Under the plan, in the southwest, the Los Angeles field office would remain open, and Phoenix would have detection equipment in place but San Diego’s office would permanently close.

Part of the staff reduction plan would include creating a “Tiger Team” of agents “flexible enough to support other high-priority initiatives.” Under the plan, all field agents would have engineering backgrounds “to support the primary focus on RF spectrum enforcement.”

Apparently management would not be immune from the cuts, with director positions shrinking from 21 to 5, and administrative support positions from 10 down to 3.

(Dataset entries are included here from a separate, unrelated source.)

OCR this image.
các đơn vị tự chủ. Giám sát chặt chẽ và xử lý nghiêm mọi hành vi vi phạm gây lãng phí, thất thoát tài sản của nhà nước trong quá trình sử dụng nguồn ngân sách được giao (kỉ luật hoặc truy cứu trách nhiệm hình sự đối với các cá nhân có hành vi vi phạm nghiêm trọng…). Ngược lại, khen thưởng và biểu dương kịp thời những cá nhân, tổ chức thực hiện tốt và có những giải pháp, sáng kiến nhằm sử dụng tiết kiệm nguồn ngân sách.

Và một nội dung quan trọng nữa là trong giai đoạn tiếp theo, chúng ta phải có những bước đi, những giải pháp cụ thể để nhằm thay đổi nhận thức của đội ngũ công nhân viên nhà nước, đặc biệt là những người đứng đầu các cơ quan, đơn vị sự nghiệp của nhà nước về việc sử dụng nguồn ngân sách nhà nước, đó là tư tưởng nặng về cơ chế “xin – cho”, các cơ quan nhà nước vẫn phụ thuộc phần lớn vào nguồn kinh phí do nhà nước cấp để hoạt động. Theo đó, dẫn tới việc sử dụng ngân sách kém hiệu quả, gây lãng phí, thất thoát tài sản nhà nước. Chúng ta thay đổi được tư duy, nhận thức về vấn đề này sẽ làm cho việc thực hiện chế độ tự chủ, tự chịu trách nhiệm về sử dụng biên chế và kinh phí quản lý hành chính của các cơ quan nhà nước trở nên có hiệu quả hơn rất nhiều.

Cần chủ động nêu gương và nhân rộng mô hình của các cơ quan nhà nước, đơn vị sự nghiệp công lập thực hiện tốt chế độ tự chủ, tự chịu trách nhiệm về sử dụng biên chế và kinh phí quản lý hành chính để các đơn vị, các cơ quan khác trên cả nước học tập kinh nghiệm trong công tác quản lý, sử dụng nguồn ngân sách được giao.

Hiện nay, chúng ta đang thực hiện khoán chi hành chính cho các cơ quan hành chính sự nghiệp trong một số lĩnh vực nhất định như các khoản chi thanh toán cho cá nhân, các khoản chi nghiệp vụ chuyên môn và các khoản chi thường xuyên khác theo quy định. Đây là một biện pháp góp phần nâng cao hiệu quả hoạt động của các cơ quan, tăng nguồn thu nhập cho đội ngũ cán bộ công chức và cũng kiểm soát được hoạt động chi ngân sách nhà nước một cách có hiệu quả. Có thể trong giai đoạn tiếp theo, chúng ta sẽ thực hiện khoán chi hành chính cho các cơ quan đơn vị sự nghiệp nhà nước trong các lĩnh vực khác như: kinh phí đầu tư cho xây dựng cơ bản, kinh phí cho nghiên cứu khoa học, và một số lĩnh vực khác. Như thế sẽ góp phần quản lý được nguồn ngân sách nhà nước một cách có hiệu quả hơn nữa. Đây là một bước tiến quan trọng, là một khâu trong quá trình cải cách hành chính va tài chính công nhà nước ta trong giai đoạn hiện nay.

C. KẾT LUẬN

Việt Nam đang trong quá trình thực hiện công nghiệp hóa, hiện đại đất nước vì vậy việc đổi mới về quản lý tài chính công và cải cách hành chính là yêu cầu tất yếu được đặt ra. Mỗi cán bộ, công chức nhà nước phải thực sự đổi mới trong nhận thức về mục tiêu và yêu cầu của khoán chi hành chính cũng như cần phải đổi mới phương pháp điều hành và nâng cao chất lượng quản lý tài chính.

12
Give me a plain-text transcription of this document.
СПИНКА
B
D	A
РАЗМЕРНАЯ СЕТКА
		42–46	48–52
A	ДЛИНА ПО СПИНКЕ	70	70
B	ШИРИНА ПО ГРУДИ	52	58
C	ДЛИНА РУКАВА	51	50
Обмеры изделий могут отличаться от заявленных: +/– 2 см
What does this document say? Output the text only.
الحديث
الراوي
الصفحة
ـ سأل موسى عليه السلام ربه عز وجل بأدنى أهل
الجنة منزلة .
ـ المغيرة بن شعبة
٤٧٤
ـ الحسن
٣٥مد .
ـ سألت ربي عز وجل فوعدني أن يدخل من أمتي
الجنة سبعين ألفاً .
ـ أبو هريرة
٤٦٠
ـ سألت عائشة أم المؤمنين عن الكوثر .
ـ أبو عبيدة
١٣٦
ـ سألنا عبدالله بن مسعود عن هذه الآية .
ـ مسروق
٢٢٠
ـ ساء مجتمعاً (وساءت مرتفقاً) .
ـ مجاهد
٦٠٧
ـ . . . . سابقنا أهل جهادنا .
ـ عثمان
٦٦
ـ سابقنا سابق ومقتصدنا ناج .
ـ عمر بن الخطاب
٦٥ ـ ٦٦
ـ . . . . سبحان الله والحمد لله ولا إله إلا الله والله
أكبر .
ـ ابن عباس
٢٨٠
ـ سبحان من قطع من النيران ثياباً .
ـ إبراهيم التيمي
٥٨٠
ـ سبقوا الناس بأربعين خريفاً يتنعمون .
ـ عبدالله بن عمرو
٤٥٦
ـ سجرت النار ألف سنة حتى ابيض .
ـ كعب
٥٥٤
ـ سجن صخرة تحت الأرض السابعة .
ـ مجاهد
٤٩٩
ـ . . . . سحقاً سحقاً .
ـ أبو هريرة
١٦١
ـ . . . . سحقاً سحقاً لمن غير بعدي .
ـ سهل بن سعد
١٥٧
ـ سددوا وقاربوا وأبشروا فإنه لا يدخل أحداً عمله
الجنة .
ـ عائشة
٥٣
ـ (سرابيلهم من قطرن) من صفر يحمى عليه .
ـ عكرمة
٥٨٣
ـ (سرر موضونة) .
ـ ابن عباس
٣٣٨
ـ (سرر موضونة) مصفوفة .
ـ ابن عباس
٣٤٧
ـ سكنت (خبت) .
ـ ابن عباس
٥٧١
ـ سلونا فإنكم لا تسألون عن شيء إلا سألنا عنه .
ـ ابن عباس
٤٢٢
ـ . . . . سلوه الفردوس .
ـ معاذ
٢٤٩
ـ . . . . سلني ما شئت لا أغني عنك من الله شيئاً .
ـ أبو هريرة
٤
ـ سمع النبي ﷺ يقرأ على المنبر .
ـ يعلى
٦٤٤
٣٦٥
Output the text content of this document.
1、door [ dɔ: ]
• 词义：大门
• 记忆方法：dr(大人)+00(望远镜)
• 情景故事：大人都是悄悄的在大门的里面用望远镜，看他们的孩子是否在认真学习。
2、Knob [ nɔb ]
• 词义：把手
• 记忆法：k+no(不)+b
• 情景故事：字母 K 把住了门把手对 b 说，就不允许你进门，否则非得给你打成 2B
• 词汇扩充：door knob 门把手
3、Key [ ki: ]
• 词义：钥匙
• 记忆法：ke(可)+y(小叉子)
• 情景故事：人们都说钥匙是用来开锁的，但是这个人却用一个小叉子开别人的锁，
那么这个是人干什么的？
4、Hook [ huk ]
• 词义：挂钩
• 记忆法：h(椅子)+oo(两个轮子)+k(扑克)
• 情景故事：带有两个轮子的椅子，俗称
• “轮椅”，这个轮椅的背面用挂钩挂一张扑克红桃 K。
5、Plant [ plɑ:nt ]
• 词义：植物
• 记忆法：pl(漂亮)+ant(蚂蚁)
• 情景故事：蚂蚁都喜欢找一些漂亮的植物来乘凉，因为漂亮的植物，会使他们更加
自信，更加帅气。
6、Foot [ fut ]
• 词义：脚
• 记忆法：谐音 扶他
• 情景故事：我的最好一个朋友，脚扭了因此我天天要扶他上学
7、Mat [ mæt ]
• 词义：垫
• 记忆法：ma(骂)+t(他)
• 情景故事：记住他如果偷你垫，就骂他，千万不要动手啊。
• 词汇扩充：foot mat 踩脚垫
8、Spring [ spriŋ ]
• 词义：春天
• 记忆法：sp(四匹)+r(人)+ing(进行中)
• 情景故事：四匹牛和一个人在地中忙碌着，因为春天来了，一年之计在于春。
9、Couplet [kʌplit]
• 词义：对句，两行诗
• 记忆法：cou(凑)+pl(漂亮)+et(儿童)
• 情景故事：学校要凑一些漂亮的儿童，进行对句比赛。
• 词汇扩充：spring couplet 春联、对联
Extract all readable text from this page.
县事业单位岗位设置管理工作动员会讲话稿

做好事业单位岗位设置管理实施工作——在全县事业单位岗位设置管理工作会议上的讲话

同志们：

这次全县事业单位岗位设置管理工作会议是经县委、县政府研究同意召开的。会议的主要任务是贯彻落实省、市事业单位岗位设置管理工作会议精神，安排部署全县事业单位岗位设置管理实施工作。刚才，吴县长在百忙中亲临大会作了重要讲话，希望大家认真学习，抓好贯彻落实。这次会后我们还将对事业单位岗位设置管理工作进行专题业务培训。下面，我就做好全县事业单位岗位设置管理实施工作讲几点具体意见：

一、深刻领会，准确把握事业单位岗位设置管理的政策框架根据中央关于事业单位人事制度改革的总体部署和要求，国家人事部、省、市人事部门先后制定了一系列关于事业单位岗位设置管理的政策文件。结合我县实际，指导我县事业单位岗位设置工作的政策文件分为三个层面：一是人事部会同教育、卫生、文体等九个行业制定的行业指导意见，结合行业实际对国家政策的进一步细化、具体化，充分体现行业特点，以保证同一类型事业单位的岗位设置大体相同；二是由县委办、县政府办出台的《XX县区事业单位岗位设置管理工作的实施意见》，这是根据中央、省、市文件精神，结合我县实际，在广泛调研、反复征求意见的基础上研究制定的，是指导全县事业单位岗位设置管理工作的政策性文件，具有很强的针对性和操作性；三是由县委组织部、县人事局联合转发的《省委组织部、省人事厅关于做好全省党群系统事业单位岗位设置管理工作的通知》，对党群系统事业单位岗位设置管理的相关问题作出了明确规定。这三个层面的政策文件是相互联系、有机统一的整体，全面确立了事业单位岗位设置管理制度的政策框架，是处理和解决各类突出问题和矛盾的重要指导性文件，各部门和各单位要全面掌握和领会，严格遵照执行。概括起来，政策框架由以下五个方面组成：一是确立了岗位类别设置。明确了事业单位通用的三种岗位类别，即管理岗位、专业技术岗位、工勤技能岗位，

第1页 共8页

March 18 Meeting: Orban Regarding Radio Loudness

We all went through the TV loudness discussion and regulations. How about radio and netcasting? Bob Orban will give a remote presentation to Chapter 36 about just this:

 My main topic will be the relationship between the fairly recent  ITU-R BS.1770 loudness measurement standard and non-television applications such as FM radio and audio-only netcasting: what “target loudness” is and how it applies to audio-only services. I will also briefly touch upon low bitrate compression artifacts and how things have changed with the widespread adoption of the MPEG4 HE-AAC codec.

Join us and learn something! It’s Wednesday, March 18, at 12 noon at iHeartMedia, 9660 Granite Ridge Road, San Diego. Orban will provide a light lunch. Members and guests welcome.

Woodson LPTV KZTC Flash Cuts to Digital

Mt. Woodson channel 7 VHF low power station KZTC flash cut to digital ATSC February 22. KZTC outputs a 1.5kW directional signal aimed at the southwest quadrant toward San Diego. The station had been rebroadcasting Entravision XHDTV’s MundoFox subchannel, but now rebroadcasts the same station’s English language services that include the Fox MyTV network and syndicated content.

KZTC is maintained, and partially owned, by Matt Lunati, who had been a fixture in San Diego broadcast engineering, but lately has been working servicing telecom sites in Arizona.

FCC Takes More San Diego Area LPFM Actions

On January 12, 2015, the FCC ordered in a single document the granting of an LPFM station for San Diego Catholic Radio and dismissal of applications from Active Pulse and Hi Neighbor. SDCR was given the right to construct its station on 93.7 MHz at iHeartMedia’s historic KLSD-AM/KGB-FM facility at Oak Park.

In summary, the FCC agreed with SDCR’s objection to Active Pulse’s application on grounds that the organization had no state record of being a non-profit organization. Hi Neighbor had earlier affiliated itself with AP in the mutually exclusive group.

93.7 MHz is currently occupied locally by 10W translator K229BO on Mt. Woodson rebroadcasting KPFK from Los Angeles after 90.7 MHz signed on in Tijuana.